O Estado do Piauí, por sua vez, não comprova que o ato de desconto é
resultado de um devido processo administrativo, não comprova sequer que foi observada
a Portaria nº014-GDG/NA., configurando, portando a conduta ilícita apta ensejar o
ressarcimento da quantia indevidamente descontada do servidor.
Imperioso reconhecer ainda que o ato de descontar sem oportunizar ao
servidor o contraditório causa abalo à direito fundamental do autor que se viu privado de
parte significativa de verba que tem caráter alimentar, portanto, resta configurado o dano
moral, que arbitro no montante de R$3.000,00 (Três mil reais).

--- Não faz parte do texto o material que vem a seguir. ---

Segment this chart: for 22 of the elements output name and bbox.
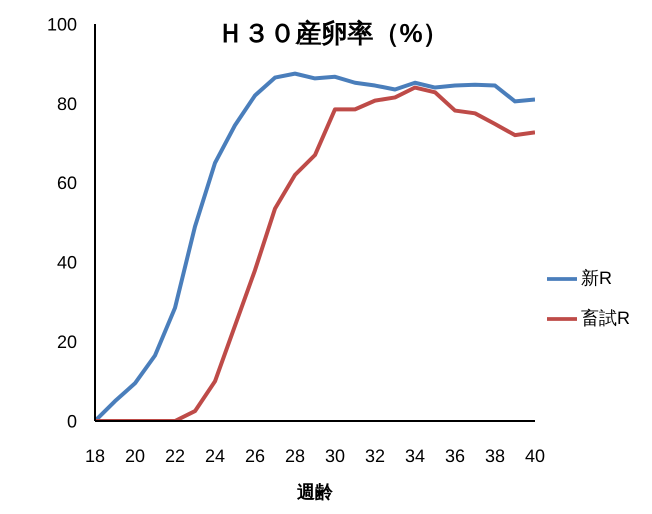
x-tick-label: 30 [324,446,346,466]
x-tick-label: 40 [524,446,546,466]
x-axis-title: 週齢 [296,482,334,502]
chart-title: Ｈ３０産卵率（%） [217,18,449,48]
x-tick-label: 24 [204,446,226,466]
y-tick-label: 100 [46,14,77,34]
x-tick-label: 26 [244,446,266,466]
x-tick-label: 34 [404,446,426,466]
legend-label: 畜試R [581,308,630,328]
y-tick-label: 60 [56,173,77,194]
legend-label: 新R [581,268,612,288]
y-tick-label: 0 [66,411,77,432]
y-tick-label: 80 [56,94,77,114]
y-tick-label: 20 [56,332,77,352]
x-tick-label: 36 [444,446,466,466]
x-tick-label: 28 [284,446,306,466]
y-tick-label: 40 [56,252,77,273]
x-tick-label: 22 [164,446,186,466]
x-tick-label: 20 [124,446,146,466]
x-tick-label: 32 [364,446,386,466]
x-tick-label: 18 [84,446,106,466]
x-tick-label: 38 [484,446,506,466]
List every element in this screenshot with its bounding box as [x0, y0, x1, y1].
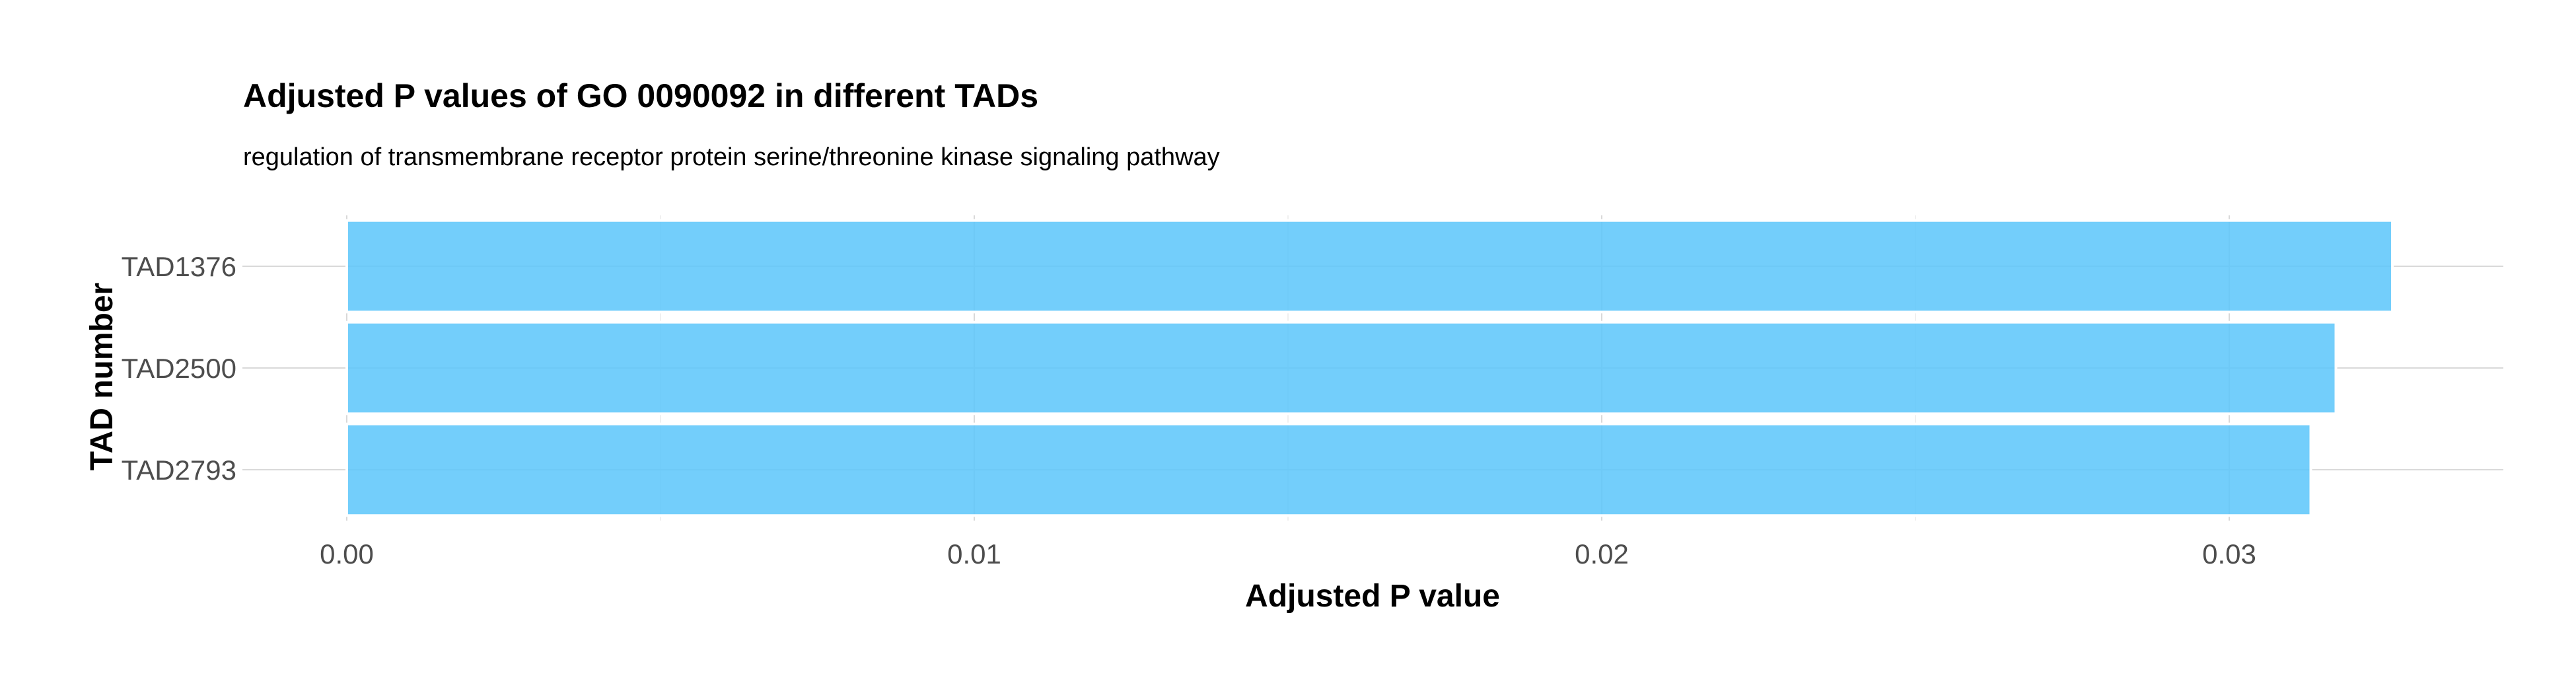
y-tick-label: TAD2793 — [122, 455, 236, 486]
y-tick-label: TAD1376 — [122, 251, 236, 282]
x-tick-label: 0.01 — [947, 538, 1001, 569]
x-axis-title: Adjusted P value — [1245, 579, 1500, 614]
chart-subtitle: regulation of transmembrane receptor pro… — [243, 143, 1220, 171]
x-tick-label: 0.00 — [320, 538, 374, 569]
bars — [345, 219, 2394, 517]
x-axis-tick-labels: 0.00 0.01 0.02 0.03 — [320, 538, 2256, 569]
bar-tad2500 — [345, 320, 2338, 416]
bar-tad1376 — [345, 219, 2394, 314]
x-tick-label: 0.02 — [1575, 538, 1629, 569]
y-tick-label: TAD2500 — [122, 353, 236, 384]
x-tick-label: 0.03 — [2202, 538, 2256, 569]
bar-tad2793 — [345, 422, 2312, 517]
y-axis-title: TAD number — [85, 283, 120, 470]
y-axis-tick-labels: TAD1376 TAD2500 TAD2793 — [122, 251, 236, 486]
chart-title: Adjusted P values of GO 0090092 in diffe… — [243, 77, 1038, 114]
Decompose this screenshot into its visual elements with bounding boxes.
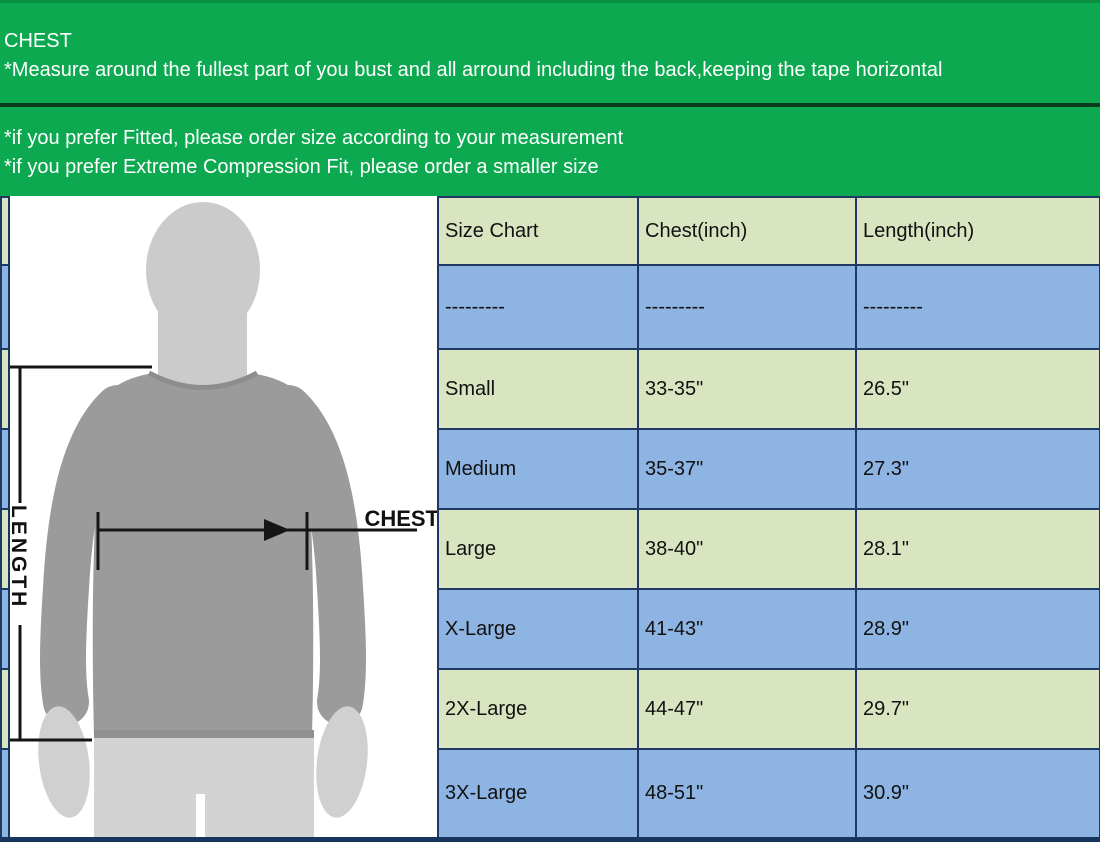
table-cell: 26.5" <box>855 348 1100 430</box>
banner-divider <box>0 103 1100 107</box>
mannequin-diagram: LENGTH CHEST <box>10 202 437 837</box>
table-cell: --------- <box>855 264 1100 350</box>
table-cell: --------- <box>637 264 857 350</box>
column-header-size: Size Chart <box>437 196 639 266</box>
table-cell: 29.7" <box>855 668 1100 750</box>
table-cell: Small <box>437 348 639 430</box>
table-cell: 44-47" <box>637 668 857 750</box>
measurement-diagram-panel: LENGTH CHEST <box>8 196 437 837</box>
column-header-length: Length(inch) <box>855 196 1100 266</box>
mannequin-right-sleeve <box>265 385 366 725</box>
mannequin-leg-gap <box>196 794 205 837</box>
fit-advice-banner: *if you prefer Fitted, please order size… <box>0 107 1100 196</box>
table-cell: 2X-Large <box>437 668 639 750</box>
table-cell: --------- <box>437 264 639 350</box>
mannequin-left-hand <box>38 706 90 818</box>
table-cell: 48-51" <box>637 748 857 842</box>
mannequin-left-sleeve <box>40 385 141 725</box>
table-cell: X-Large <box>437 588 639 670</box>
content-area: Size Chart Chest(inch) Length(inch) ----… <box>0 196 1100 842</box>
mannequin-right-hand <box>316 706 368 818</box>
table-cell: 3X-Large <box>437 748 639 842</box>
table-cell: 27.3" <box>855 428 1100 510</box>
mannequin-neck-shape <box>158 296 247 391</box>
mannequin-shirt-hem <box>94 730 314 738</box>
table-cell: 38-40" <box>637 508 857 590</box>
column-header-chest: Chest(inch) <box>637 196 857 266</box>
table-cell: 41-43" <box>637 588 857 670</box>
mannequin-collar <box>147 370 259 390</box>
table-cell: 30.9" <box>855 748 1100 842</box>
mannequin-shirt-torso-shape <box>92 374 314 737</box>
banner-fit-note-2: *if you prefer Extreme Compression Fit, … <box>4 156 599 178</box>
table-cell: Large <box>437 508 639 590</box>
length-label: LENGTH <box>10 505 30 609</box>
chest-instruction-banner: CHEST *Measure around the fullest part o… <box>0 0 1100 103</box>
table-cell: 28.1" <box>855 508 1100 590</box>
table-cell: 33-35" <box>637 348 857 430</box>
table-cell: Medium <box>437 428 639 510</box>
table-cell: 35-37" <box>637 428 857 510</box>
table-cell: 28.9" <box>855 588 1100 670</box>
chest-label: CHEST <box>364 506 437 531</box>
banner-chest-title: CHEST <box>4 30 72 52</box>
banner-fit-note-1: *if you prefer Fitted, please order size… <box>4 127 624 149</box>
chest-arrowhead-icon <box>264 519 290 541</box>
banner-chest-instruction: *Measure around the fullest part of you … <box>4 59 943 81</box>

Em decorrência do exposto, por ter o autor trazido aos autos documentos
que atestam a verossimilhança de suas alegações e por reconhecer que a totalidade dos
documentos exigidos somente a Fazenda Pública poderia trazer aos autos e não o fez,
tendo em vista que não comprovou a notificação do autor e a oportunização de
contraditório e ampla defesa, julgo PROCEDENTE a presente ação e declaro a nulidade do
ato administrativo que descontou do contracheque do autor referente a abril/2014 a
quantia de R$1.624,00 (mil seiscentos e vinte e quatro reais), determino ainda a
consequente devolução da quantia indevidamente descontada. Condeno ainda o Estado
do Piauí a indenizar o autor pelo dano moral sofrido no valor de R$3.000,00 ( Três mil
reais), com juros e atualização monetária na forma da lei.
Sem Custas e honorários advocatícios, a teor do art. 55 da Lei nº 9.099/95.
P.R.I.
Teresina-PI, 18 de novembro de 2015.